Get serious about protecting schools

In April 2008, we started hearing about school buses missing in the Houston area.

In April 2008, we started hearing about school buses missing in the Houston area.

The Houston Police Department and other agencies made reference to homeland security concerns. The FBI and the Department of Homeland Security have also discussed the possibility that terrorists plan to target school children.

The concept of providing armed security on school buses and at schools is often dismissed as being too expensive and impractical. Nevertheless, in the 2002 legislative session, Sen. Harold Hochstatter (R-Moses Lake) filed SB 6479 that would have allowed school staff with concealed pistol licenses to carry on campus for the purpose of protecting students. The bill was assigned to the education committee, where it died without even a hearing.

There was massive opposition to the bill from the “education establishment.” This same crowd opposes gun safety education in our schools and ignored the “Eddie Eagle” memorial (SJM 8009) passed unanimously by the Legislature in 1997.

Our “professional educators” seem prepared to oppose implementation of any program that legitimizes the use of firearms in the hands of non-police personnel to protect our children. This is particularly tragic in view of recent school shootings and the threat from enemies that would seek to provoke hatred by brutalizing school children.

Such attacks have already occurred in Russia, Thailand and other countries. In discussing such issues, I have found that some people will even become angry at the messenger for bringing such a warning because the subject is so abhorrent to any normal parent.

A school district in Harrold, Texas, is prepared to deploy armed teachers and staff for protection when classes begin later this month. The Harrold school district approved a policy change last October so employees can carry concealed firearms to deter and protect against school shootings. In order for teachers and staff to carry a pistol, they must have a Texas license to carry a concealed handgun and authorization from the district to carry in the schools. Employees are required to receive training in crisis management and hostile situations, and must use ammunition designed to minimize risk of ricochet in school halls.

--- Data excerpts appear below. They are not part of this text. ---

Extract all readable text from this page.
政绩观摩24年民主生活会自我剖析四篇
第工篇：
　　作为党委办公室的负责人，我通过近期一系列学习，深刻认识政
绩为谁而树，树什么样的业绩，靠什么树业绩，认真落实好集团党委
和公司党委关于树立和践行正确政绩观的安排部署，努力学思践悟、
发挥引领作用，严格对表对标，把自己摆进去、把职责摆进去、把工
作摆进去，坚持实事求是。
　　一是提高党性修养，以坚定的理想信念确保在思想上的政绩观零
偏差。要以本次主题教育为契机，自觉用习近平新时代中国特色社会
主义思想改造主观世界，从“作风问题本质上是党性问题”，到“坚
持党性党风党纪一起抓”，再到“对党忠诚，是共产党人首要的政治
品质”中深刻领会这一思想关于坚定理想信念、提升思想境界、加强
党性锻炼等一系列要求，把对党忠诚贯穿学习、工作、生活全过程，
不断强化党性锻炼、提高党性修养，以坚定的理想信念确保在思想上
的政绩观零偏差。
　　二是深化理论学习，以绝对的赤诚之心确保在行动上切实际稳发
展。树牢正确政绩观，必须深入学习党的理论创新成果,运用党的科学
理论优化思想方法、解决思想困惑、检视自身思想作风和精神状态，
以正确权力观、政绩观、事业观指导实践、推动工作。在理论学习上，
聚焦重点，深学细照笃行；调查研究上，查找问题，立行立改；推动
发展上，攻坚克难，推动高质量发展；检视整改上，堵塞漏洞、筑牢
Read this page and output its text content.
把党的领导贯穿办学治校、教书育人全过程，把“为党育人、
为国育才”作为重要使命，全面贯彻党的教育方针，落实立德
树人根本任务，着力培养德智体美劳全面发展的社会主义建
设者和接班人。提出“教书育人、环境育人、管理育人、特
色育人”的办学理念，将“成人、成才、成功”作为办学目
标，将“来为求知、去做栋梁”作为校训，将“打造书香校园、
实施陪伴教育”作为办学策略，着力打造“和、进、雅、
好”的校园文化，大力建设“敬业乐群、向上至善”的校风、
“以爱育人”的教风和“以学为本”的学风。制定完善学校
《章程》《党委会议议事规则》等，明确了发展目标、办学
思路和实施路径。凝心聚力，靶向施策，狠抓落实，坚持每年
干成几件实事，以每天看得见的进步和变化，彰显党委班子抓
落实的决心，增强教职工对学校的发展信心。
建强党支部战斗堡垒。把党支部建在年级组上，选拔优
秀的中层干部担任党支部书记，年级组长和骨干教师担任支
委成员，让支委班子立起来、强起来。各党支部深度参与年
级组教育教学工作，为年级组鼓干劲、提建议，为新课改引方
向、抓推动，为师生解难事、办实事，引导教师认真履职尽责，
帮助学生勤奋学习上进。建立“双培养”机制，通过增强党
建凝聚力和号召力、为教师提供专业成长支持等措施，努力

Harrold is a 30-minute drive from the sheriff’s office; this is exactly the kind of location that terrorist Web sites identify as soft targets for their attacks. There are training videos available online that instruct terrorists how to inflict maximum pain on American parents by means of our children. When the police, media and parents gather outside the school, there is a likelihood that secondary attacks against responders will already have been prepared. Every media report of a school shooting becomes a case history for the terrorists to study. As they research how the responders react, each incident moves the terrorists quickly through a tactical learning curve.

The district spent a year investigating all the arguments for and against the new policy before instituting the volunteer security program. He said the district also has various other security measures in place to prevent a school shooting.

Israel and other countries have successfully implemented such programs. An armed woman who volunteered for security duties in a Colorado church stopped a young man that had already gunned four other young people and was determined to kill many more churchgoers. Similar security efforts are being quietly organized all over our nation. The biggest barrier to organizing opposition to these horrible shootings is the belief that it will not happen here and the misguided philosophy that if we can just eliminate the “gun culture” with new laws, the shootings will stop.

Remember, the shootings usually occur in “gun free” zones. We need to raise the cost for the demented individuals that seek to get publicity by targeting helpless young people.

Please let me know if you have an opinion about providing school employees with tactical training. I first came across the concept of armed school volunteers in some of Massad Ayoob’s articles about Israel’s program to protect school kids from terrorists.